Unwin Sowter

Personal information
- Born: 22 April 1839 Derby, England
- Died: 14 April 1910 (aged 70) Derby, England
- Batting: Right-handed

Domestic team information
- 1871–1876: Derbyshire
- FC debut: 26 May 1871 Derbyshire v Lancashire
- Last FC: 5 June 1876 Derbyshire v Hampshire

Career statistics
| Competition | First-class |
| Matches | 7 |
| Runs scored | 128 |
| Batting average | 12.80 |
| 100s/50s | 0/0 |
| Top score | 47* |
| Catches/stumpings | 7/– |
- Source: CricketArchive, 10 August 2010

= Unwin Sowter =

English cricketer, corn factor and miller

Unwin Sowter (22 April 1839 – 14 April 1910) was an English corn factor and miller and cricketer who played for Derbyshire between 1871 and 1876. He was a member of the team that played Derbyshire's first match in May 1871.

Sowter was born at Derby, the son of William Sowter and his wife Hannah Unwin. His father had a bakery business which he developed into corn factoring and malting. Sowton attended Derby School and joined the family business with his brothers.

Sowter was one of the pioneers of cricket in Derby and around. He played against the All England Eleven as part of a Derby Town and South Derbyshire side in 1857 and 1859. The latter team included Lord Stanhope, Lord Paget, the Bodens, and Dove Gregory, and there was "considerable attendance of spectators, among whom were most of the neighbouring gentry and their families, and gay throngs of ladies". In 1865 Sowter played for a Burton on Trent side.

Sowter took part in Derbyshire's very first match played as a County Cricket team against Lancashire on 26 and 27 May 1871 at Old Trafford, Manchester. A victory for Derbyshire was down to a record low score by the Lancashire side. He played in both Derbyshire matches in the 1871 season and was top scorer for the season.
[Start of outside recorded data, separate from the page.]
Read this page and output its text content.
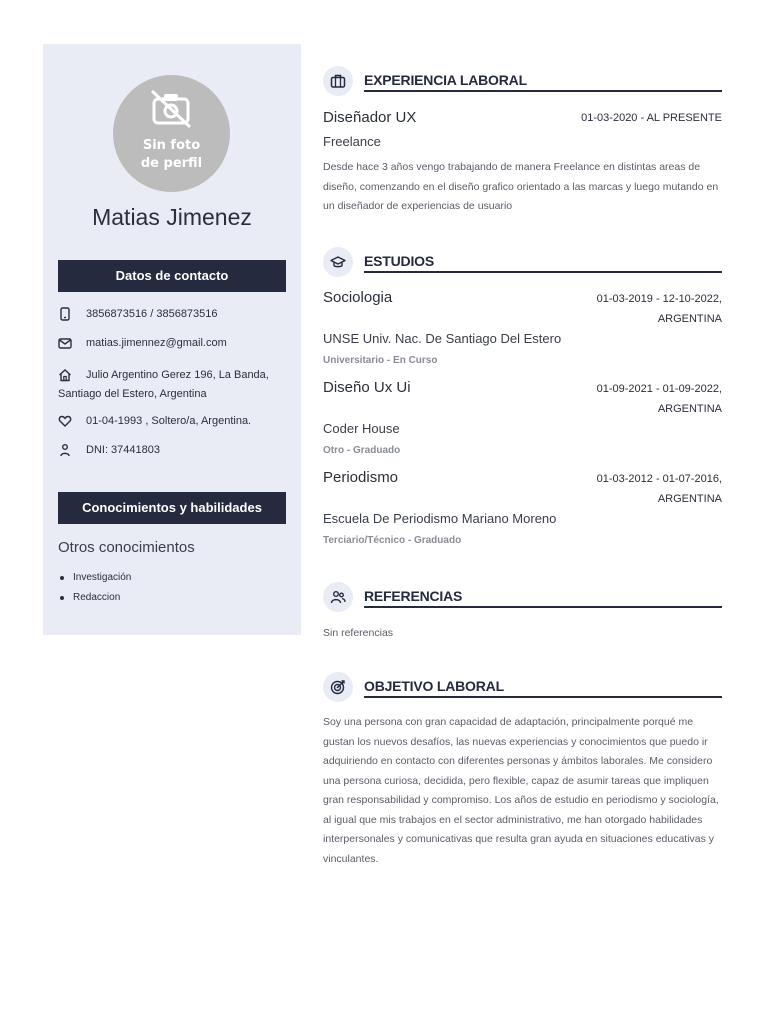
Sin foto
de perfil
Matias Jimenez
Datos de contacto
3856873516 / 3856873516
matias.jimennez@gmail.com
Julio Argentino Gerez 196, La Banda, Santiago del Estero, Argentina
01-04-1993 , Soltero/a, Argentina.
DNI: 37441803
Conocimientos y habilidades
Otros conocimientos
Investigación
Redaccion
EXPERIENCIA LABORAL
Diseñador UX	01-03-2020 - AL PRESENTE
Freelance
Desde hace 3 años vengo trabajando de manera Freelance en distintas areas de diseño, comenzando en el diseño grafico orientado a las marcas y luego mutando en un diseñador de experiencias de usuario
ESTUDIOS
Sociologia	01-03-2019 - 12-10-2022,
ARGENTINA
UNSE Univ. Nac. De Santiago Del Estero
Universitario - En Curso
Diseño Ux Ui	01-09-2021 - 01-09-2022,
ARGENTINA
Coder House
Otro - Graduado
Periodismo	01-03-2012 - 01-07-2016,
ARGENTINA
Escuela De Periodismo Mariano Moreno
Terciario/Técnico - Graduado
REFERENCIAS
Sin referencias
OBJETIVO LABORAL
Soy una persona con gran capacidad de adaptación, principalmente porqué me gustan los nuevos desafíos, las nuevas experiencias y conocimientos que puedo ir adquiriendo en contacto con diferentes personas y ámbitos laborales. Me considero una persona curiosa, decidida, pero flexible, capaz de asumir tareas que impliquen gran responsabilidad y compromiso. Los años de estudio en periodismo y sociología, al igual que mis trabajos en el sector administrativo, me han otorgado habilidades interpersonales y comunicativas que resulta gran ayuda en situaciones educativas y vinculantes.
He played one match in the 1872 season and one in the 1873 season. He played two matches in the 1875 season and his last match in the 1876 season. He took part in various other matches over these years.

Sowter was a right-handed batsman and played 11 innings in 7 first-class games with an average of 12.8 and a top score of 47 not out.

Sowter was still playing in occasional games in 1879, and for many years afterwards was a vice-president of the club and a member of the committee.

He was well known as the proprietor of the Sowter Brothers flour mill next to the Silk Mill in Derby. He was also a director of the brewers Z Smith & Company. In public life he served as an alderman of Derby and was Mayor of Derby in 1879–80. He was also a J. P.

Sowter died in Derby at the age of 70.